Verifying raj_ops can Access tax_2015 but maria_dev can't
53. Return to the Ambari Hive View and log in as raj_ops.
54. Enter the query below in the Query Editor:
select * from finance.tax_2015;
55. Click the green Execute button.
56. The query succeeds without error and the results appear in the bottom of the window.
57. Sign out of Ambari and log back in as maria_dev.
58. Enter the same query in the Query Editor:
select * from finance.tax_2015;
59. The following error is reported:
org.apache.hive.service.cli.HiveSQLException: Error while compiling statement: FAILED: HiveAccessControlException Permission denied: user [maria_dev] does not have [SELECT] privilege on [finance/tax_2015/fed_tax,local_tax,ssn,state_tax]
Inspecting the Audit Log to See Denial by EXPIRES_ON Rule
60. To see which policy caused the error. Return to Ranger and log in as raj_ops.
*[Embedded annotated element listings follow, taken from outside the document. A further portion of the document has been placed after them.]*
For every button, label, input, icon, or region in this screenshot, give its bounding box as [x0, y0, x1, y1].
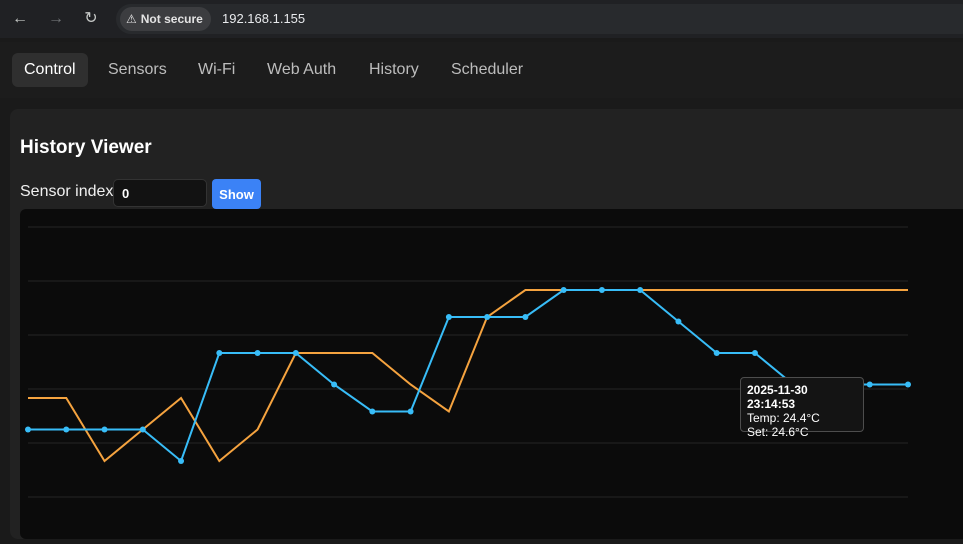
tab-web-auth[interactable]: Web Auth [255, 53, 348, 87]
data-point[interactable] [331, 381, 338, 388]
forward-icon[interactable]: → [45, 8, 67, 30]
data-point[interactable] [751, 350, 758, 356]
tooltip-temp: Temp: 24.4°C [747, 411, 820, 425]
history-card: History Viewer Sensor index Show 2025-11… [10, 109, 963, 539]
data-point[interactable] [369, 408, 376, 415]
tab-history[interactable]: History [357, 53, 431, 87]
chart-svg [25, 226, 911, 498]
history-chart[interactable]: 2025-11-30 23:14:53 Temp: 24.4°C Set: 24… [20, 209, 963, 539]
tab-sensors[interactable]: Sensors [96, 53, 179, 87]
url-text[interactable]: 192.168.1.155 [222, 4, 305, 34]
page-title: History Viewer [20, 137, 152, 158]
app-tab-bar: Control Sensors Wi-Fi Web Auth History S… [0, 42, 963, 98]
data-point[interactable] [139, 426, 146, 433]
data-point[interactable] [63, 426, 70, 433]
warning-icon: ⚠ [126, 12, 137, 26]
data-point[interactable] [713, 350, 720, 356]
data-point[interactable] [292, 350, 299, 356]
security-chip[interactable]: ⚠ Not secure [120, 7, 211, 31]
address-bar[interactable]: ⚠ Not secure 192.168.1.155 [116, 4, 963, 34]
data-point[interactable] [216, 350, 223, 356]
data-point[interactable] [445, 314, 452, 320]
data-point[interactable] [178, 458, 185, 464]
data-point[interactable] [637, 287, 644, 293]
tab-control[interactable]: Control [12, 53, 88, 87]
data-point[interactable] [598, 287, 605, 293]
tab-scheduler[interactable]: Scheduler [439, 53, 535, 87]
data-point[interactable] [675, 318, 682, 325]
chart-tooltip: 2025-11-30 23:14:53 Temp: 24.4°C Set: 24… [740, 377, 864, 439]
sensor-index-label: Sensor index [20, 183, 114, 200]
data-point[interactable] [407, 408, 414, 415]
data-point[interactable] [101, 426, 108, 433]
sensor-index-input[interactable] [113, 179, 207, 207]
data-point[interactable] [522, 314, 529, 320]
data-point[interactable] [484, 314, 491, 320]
tab-wifi[interactable]: Wi-Fi [186, 53, 247, 87]
security-label: Not secure [140, 12, 203, 26]
tooltip-time: 2025-11-30 23:14:53 [747, 383, 808, 411]
tooltip-set: Set: 24.6°C [747, 425, 809, 439]
data-point[interactable] [866, 381, 873, 388]
data-point[interactable] [560, 287, 567, 293]
data-point[interactable] [905, 381, 911, 388]
data-point[interactable] [25, 426, 31, 433]
back-icon[interactable]: ← [9, 8, 31, 30]
data-point[interactable] [254, 350, 261, 356]
reload-icon[interactable]: ↻ [80, 8, 102, 30]
show-button[interactable]: Show [212, 179, 261, 209]
browser-toolbar: ← → ↻ ⚠ Not secure 192.168.1.155 [0, 0, 963, 38]
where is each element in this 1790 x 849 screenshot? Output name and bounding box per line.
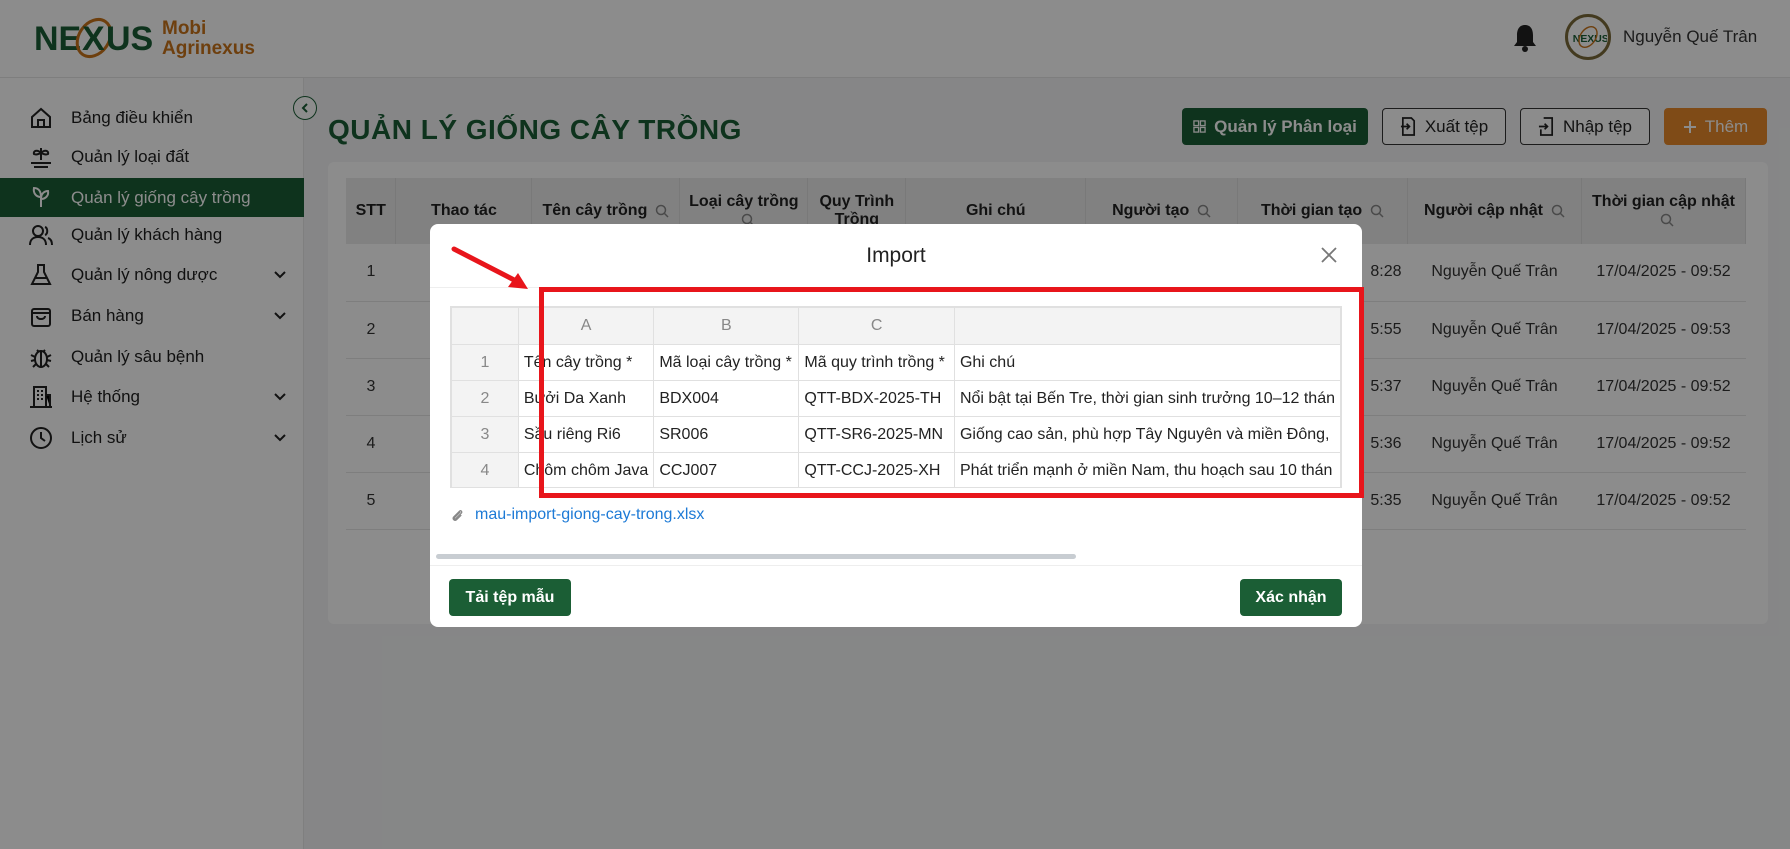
modal-divider: [430, 287, 1362, 288]
sheet-cell: SR006: [653, 416, 800, 453]
column-letter: A: [517, 307, 655, 345]
sheet-cell: Ghi chú: [953, 344, 1341, 381]
sheet-row: 3 Sầu riêng Ri6 SR006 QTT-SR6-2025-MN Gi…: [451, 416, 1341, 453]
sheet-cell: QTT-BDX-2025-TH: [798, 380, 955, 417]
horizontal-scrollbar[interactable]: [436, 554, 1076, 559]
import-modal: Import A B C 1 Tên cây trồng * Mã loại c…: [430, 224, 1362, 627]
sheet-row: 2 Bưởi Da Xanh BDX004 QTT-BDX-2025-TH Nổ…: [451, 380, 1341, 417]
column-letter: B: [653, 307, 800, 345]
sheet-cell: Nổi bật tại Bến Tre, thời gian sinh trưở…: [953, 380, 1341, 417]
sheet-cell: Chôm chôm Java: [517, 452, 655, 487]
paperclip-icon: [452, 509, 463, 521]
row-number: 3: [451, 416, 519, 453]
row-number: 4: [451, 452, 519, 487]
modal-title: Import: [866, 244, 926, 267]
column-letter: [953, 307, 1341, 345]
sheet-row: 4 Chôm chôm Java CCJ007 QTT-CCJ-2025-XH …: [451, 452, 1341, 487]
corner-cell: [451, 307, 519, 345]
sheet-cell: CCJ007: [653, 452, 800, 487]
modal-footer-divider: [430, 565, 1362, 566]
row-number: 2: [451, 380, 519, 417]
sheet-cell: BDX004: [653, 380, 800, 417]
confirm-button[interactable]: Xác nhận: [1240, 579, 1342, 616]
column-letter-row: A B C: [451, 307, 1341, 345]
sheet-cell: Tên cây trồng *: [517, 344, 655, 381]
sheet-row: 1 Tên cây trồng * Mã loại cây trồng * Mã…: [451, 344, 1341, 381]
spreadsheet-table: A B C 1 Tên cây trồng * Mã loại cây trồn…: [451, 307, 1341, 487]
column-letter: C: [798, 307, 955, 345]
sheet-cell: Mã loại cây trồng *: [653, 344, 800, 381]
attached-file[interactable]: mau-import-giong-cay-trong.xlsx: [450, 506, 704, 524]
sheet-cell: QTT-CCJ-2025-XH: [798, 452, 955, 487]
row-number: 1: [451, 344, 519, 381]
sheet-cell: Mã quy trình trồng *: [798, 344, 955, 381]
sheet-cell: QTT-SR6-2025-MN: [798, 416, 955, 453]
close-icon[interactable]: [1320, 246, 1338, 264]
download-template-button[interactable]: Tải tệp mẫu: [449, 579, 571, 616]
sheet-cell: Phát triển mạnh ở miền Nam, thu hoạch sa…: [953, 452, 1341, 487]
spreadsheet-preview[interactable]: A B C 1 Tên cây trồng * Mã loại cây trồn…: [450, 306, 1342, 488]
sheet-cell: Sầu riêng Ri6: [517, 416, 655, 453]
sheet-cell: Bưởi Da Xanh: [517, 380, 655, 417]
file-name-link[interactable]: mau-import-giong-cay-trong.xlsx: [475, 506, 704, 524]
sheet-cell: Giống cao sản, phù hợp Tây Nguyên và miề…: [953, 416, 1341, 453]
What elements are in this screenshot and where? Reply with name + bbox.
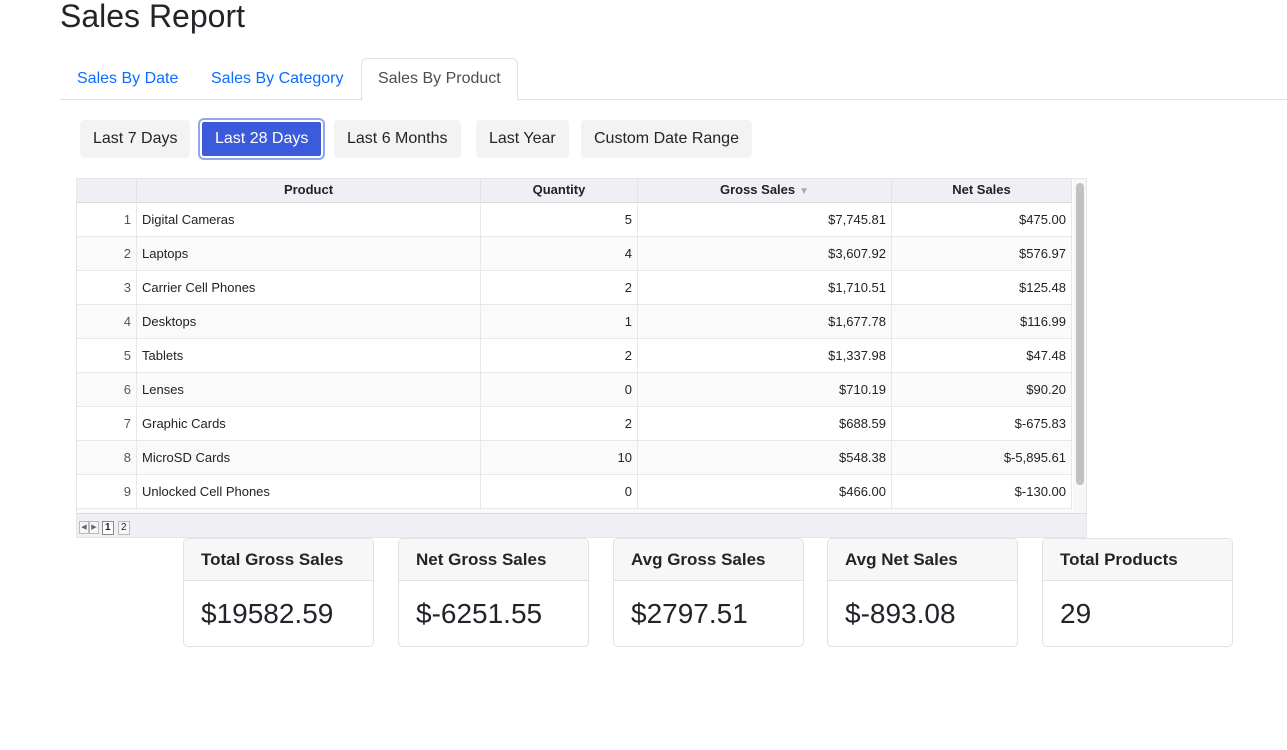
- gross-sales-cell: $466.00: [638, 475, 892, 508]
- table-row[interactable]: 2 Laptops 4 $3,607.92 $576.97: [77, 237, 1072, 271]
- gross-sales-cell: $710.19: [638, 373, 892, 406]
- column-header-net-sales[interactable]: Net Sales: [892, 179, 1072, 203]
- table-row[interactable]: 3 Carrier Cell Phones 2 $1,710.51 $125.4…: [77, 271, 1072, 305]
- product-cell: Desktops: [137, 305, 481, 338]
- net-gross-sales-card: Net Gross Sales $-6251.55: [398, 538, 589, 647]
- column-header-label: Product: [283, 182, 334, 197]
- triangle-right-icon[interactable]: ▶: [89, 521, 99, 534]
- quantity-cell: 2: [481, 339, 638, 372]
- row-number: 8: [77, 441, 137, 474]
- quantity-cell: 1: [481, 305, 638, 338]
- row-number: 6: [77, 373, 137, 406]
- quantity-cell: 0: [481, 475, 638, 508]
- sort-descending-icon: ▼: [799, 186, 810, 197]
- range-last-year-button[interactable]: Last Year: [476, 120, 569, 158]
- card-value: 29: [1060, 598, 1092, 629]
- row-number-header: [77, 179, 137, 203]
- column-header-label: Gross Sales: [719, 182, 796, 197]
- total-gross-sales-card: Total Gross Sales $19582.59: [183, 538, 374, 647]
- scrollbar-thumb[interactable]: [1076, 183, 1084, 485]
- net-sales-cell: $116.99: [892, 305, 1072, 338]
- card-value: $-6251.55: [416, 598, 543, 629]
- row-number: 1: [77, 203, 137, 236]
- net-sales-cell: $475.00: [892, 203, 1072, 236]
- table-row[interactable]: 4 Desktops 1 $1,677.78 $116.99: [77, 305, 1072, 339]
- row-number: 7: [77, 407, 137, 440]
- tab-sales-by-category[interactable]: Sales By Category: [195, 58, 360, 100]
- quantity-cell: 2: [481, 271, 638, 304]
- card-value: $-893.08: [845, 598, 956, 629]
- table-row[interactable]: 9 Unlocked Cell Phones 0 $466.00 $-130.0…: [77, 475, 1072, 509]
- row-number: 2: [77, 237, 137, 270]
- column-header-label: Quantity: [532, 182, 586, 197]
- page-2-button[interactable]: 2: [118, 521, 130, 535]
- column-header-product[interactable]: Product: [137, 179, 481, 203]
- table-row[interactable]: 8 MicroSD Cards 10 $548.38 $-5,895.61: [77, 441, 1072, 475]
- gross-sales-cell: $1,337.98: [638, 339, 892, 372]
- card-title: Total Products: [1043, 539, 1232, 581]
- tab-sales-by-product[interactable]: Sales By Product: [361, 58, 518, 101]
- quantity-cell: 10: [481, 441, 638, 474]
- vertical-scrollbar[interactable]: [1073, 179, 1086, 513]
- net-sales-cell: $47.48: [892, 339, 1072, 372]
- row-number: 3: [77, 271, 137, 304]
- avg-net-sales-card: Avg Net Sales $-893.08: [827, 538, 1018, 647]
- range-last-6-months-button[interactable]: Last 6 Months: [334, 120, 461, 158]
- net-sales-cell: $-130.00: [892, 475, 1072, 508]
- gross-sales-cell: $1,710.51: [638, 271, 892, 304]
- table-row[interactable]: 1 Digital Cameras 5 $7,745.81 $475.00: [77, 203, 1072, 237]
- row-number: 5: [77, 339, 137, 372]
- report-tabs: Sales By Date Sales By Category Sales By…: [60, 58, 1287, 101]
- table-row[interactable]: 7 Graphic Cards 2 $688.59 $-675.83: [77, 407, 1072, 441]
- range-last-28-days-button[interactable]: Last 28 Days: [200, 120, 324, 158]
- gross-sales-cell: $3,607.92: [638, 237, 892, 270]
- card-title: Avg Net Sales: [828, 539, 1017, 581]
- card-title: Net Gross Sales: [399, 539, 588, 581]
- product-cell: Tablets: [137, 339, 481, 372]
- page-title: Sales Report: [60, 0, 245, 34]
- column-header-gross-sales[interactable]: Gross Sales ▼: [638, 179, 892, 203]
- product-cell: Digital Cameras: [137, 203, 481, 236]
- range-last-7-days-button[interactable]: Last 7 Days: [80, 120, 191, 158]
- range-custom-date-button[interactable]: Custom Date Range: [581, 120, 752, 158]
- total-products-card: Total Products 29: [1042, 538, 1233, 647]
- column-header-label: Net Sales: [952, 182, 1011, 197]
- gross-sales-cell: $548.38: [638, 441, 892, 474]
- page-1-button[interactable]: 1: [102, 521, 114, 535]
- net-sales-cell: $125.48: [892, 271, 1072, 304]
- table-row[interactable]: 5 Tablets 2 $1,337.98 $47.48: [77, 339, 1072, 373]
- row-number: 9: [77, 475, 137, 508]
- quantity-cell: 2: [481, 407, 638, 440]
- column-header-quantity[interactable]: Quantity: [481, 179, 638, 203]
- product-cell: Carrier Cell Phones: [137, 271, 481, 304]
- product-cell: MicroSD Cards: [137, 441, 481, 474]
- card-title: Avg Gross Sales: [614, 539, 803, 581]
- gross-sales-cell: $7,745.81: [638, 203, 892, 236]
- triangle-left-icon[interactable]: ◀: [79, 521, 89, 534]
- quantity-cell: 5: [481, 203, 638, 236]
- product-cell: Lenses: [137, 373, 481, 406]
- avg-gross-sales-card: Avg Gross Sales $2797.51: [613, 538, 804, 647]
- net-sales-cell: $576.97: [892, 237, 1072, 270]
- product-cell: Graphic Cards: [137, 407, 481, 440]
- tab-sales-by-date[interactable]: Sales By Date: [61, 58, 194, 100]
- product-cell: Laptops: [137, 237, 481, 270]
- net-sales-cell: $90.20: [892, 373, 1072, 406]
- card-value: $2797.51: [631, 598, 748, 629]
- grid-header: Product Quantity Gross Sales ▼ Net Sales: [77, 179, 1072, 203]
- sales-by-product-grid: Product Quantity Gross Sales ▼ Net Sales …: [76, 178, 1087, 538]
- net-sales-cell: $-5,895.61: [892, 441, 1072, 474]
- grid-pager: ◀ ▶ 1 2: [77, 513, 1086, 537]
- gross-sales-cell: $688.59: [638, 407, 892, 440]
- card-title: Total Gross Sales: [184, 539, 373, 581]
- gross-sales-cell: $1,677.78: [638, 305, 892, 338]
- card-value: $19582.59: [201, 598, 334, 629]
- net-sales-cell: $-675.83: [892, 407, 1072, 440]
- grid-body: 1 Digital Cameras 5 $7,745.81 $475.00 2 …: [77, 203, 1072, 513]
- product-cell: Unlocked Cell Phones: [137, 475, 481, 508]
- row-number: 4: [77, 305, 137, 338]
- table-row[interactable]: 6 Lenses 0 $710.19 $90.20: [77, 373, 1072, 407]
- quantity-cell: 0: [481, 373, 638, 406]
- quantity-cell: 4: [481, 237, 638, 270]
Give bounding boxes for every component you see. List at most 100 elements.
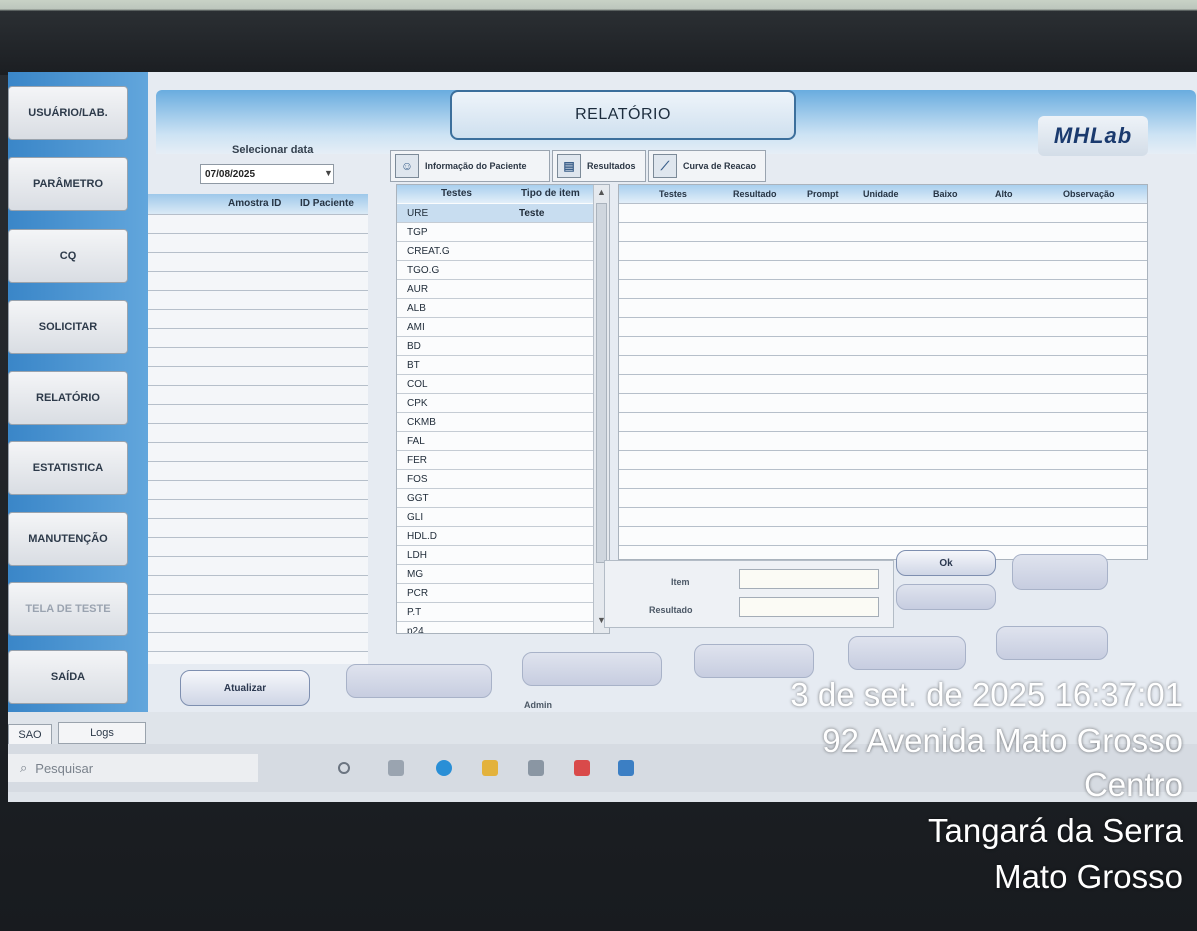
col-testes: Testes <box>441 188 472 199</box>
row-divider <box>619 355 1147 356</box>
test-row[interactable]: CREAT.G <box>397 242 593 261</box>
row-divider <box>148 271 368 272</box>
test-row[interactable]: HDL.D <box>397 527 593 546</box>
row-divider <box>148 480 368 481</box>
action-button-6[interactable] <box>996 626 1108 660</box>
results-icon: ▤ <box>557 154 581 178</box>
results-table[interactable]: Testes Resultado Prompt Unidade Baixo Al… <box>618 184 1148 560</box>
ok-button[interactable]: Ok <box>896 550 996 576</box>
test-name: CPK <box>407 397 428 409</box>
sidebar-item-usuario-lab[interactable]: USUÁRIO/LAB. <box>8 86 128 140</box>
logs-button[interactable]: Logs <box>58 722 146 744</box>
row-divider <box>148 214 368 215</box>
test-row[interactable]: p24 <box>397 622 593 634</box>
action-button-4[interactable] <box>694 644 814 678</box>
action-button-5[interactable] <box>848 636 966 670</box>
test-row[interactable]: LDH <box>397 546 593 565</box>
sidebar-item-relatorio[interactable]: RELATÓRIO <box>8 371 128 425</box>
row-divider <box>148 613 368 614</box>
app-icon[interactable] <box>618 760 634 776</box>
folder-icon[interactable] <box>482 760 498 776</box>
row-divider <box>148 309 368 310</box>
resultado-field[interactable] <box>739 597 879 617</box>
test-name: LDH <box>407 549 428 561</box>
item-field[interactable] <box>739 569 879 589</box>
test-row[interactable]: TGO.G <box>397 261 593 280</box>
test-name: URE <box>407 207 429 219</box>
test-row[interactable]: MG <box>397 565 593 584</box>
tab-resultados[interactable]: ▤ Resultados <box>552 150 646 182</box>
test-row[interactable]: BT <box>397 356 593 375</box>
photo-district: Centro <box>1083 766 1183 803</box>
atualizar-label: Atualizar <box>223 682 267 694</box>
cortana-icon[interactable] <box>338 762 350 774</box>
sidebar-item-parametro[interactable]: PARÂMETRO <box>8 157 128 211</box>
row-divider <box>619 203 1147 204</box>
edge-icon[interactable] <box>436 760 452 776</box>
row-divider <box>619 507 1147 508</box>
row-divider <box>148 556 368 557</box>
tab-curva-de-reacao[interactable]: ⟋ Curva de Reacao <box>648 150 766 182</box>
photo-city: Tangará da Serra <box>928 812 1183 849</box>
chevron-up-icon[interactable]: ▲ <box>597 187 606 197</box>
sidebar-item-tela-de-teste[interactable]: TELA DE TESTE <box>8 582 128 636</box>
action-button-8[interactable] <box>522 652 662 686</box>
mhlab-logo: MHLab <box>1038 116 1148 156</box>
action-button-2[interactable] <box>896 584 996 610</box>
test-name: GGT <box>407 492 429 504</box>
sidebar-item-estatistica[interactable]: ESTATISTICA <box>8 441 128 495</box>
task-view-icon[interactable] <box>388 760 404 776</box>
row-divider <box>619 336 1147 337</box>
row-divider <box>148 594 368 595</box>
test-row[interactable]: GLI <box>397 508 593 527</box>
tests-table[interactable]: Testes Tipo de item URE Teste TGP CREAT.G TG… <box>396 184 610 634</box>
atualizar-button[interactable]: Atualizar <box>180 670 310 706</box>
test-name: GLI <box>407 511 424 523</box>
row-divider <box>619 431 1147 432</box>
test-name: PCR <box>407 587 429 599</box>
test-row[interactable]: CKMB <box>397 413 593 432</box>
test-name: P.T <box>407 606 422 618</box>
test-row[interactable]: ALB <box>397 299 593 318</box>
test-row[interactable]: COL <box>397 375 593 394</box>
test-name: AMI <box>407 321 425 333</box>
ok-label: Ok <box>939 557 953 569</box>
app-icon[interactable] <box>574 760 590 776</box>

61. Click on Audit. Then click on the Access tab.
62. Click in the filter to select SERVICE TYPE Hive and RESULT Denied.
63. If you click on the Policy ID link, you will see the policy that caused the denial is the EXPIRES_ON policy.
This article shows how to create a tag based policy using Atlas and Ranger that prevents access to data after a specified date. Data expiration policies make it easier to comply with regulations and prevents errors caused by using out of date tables.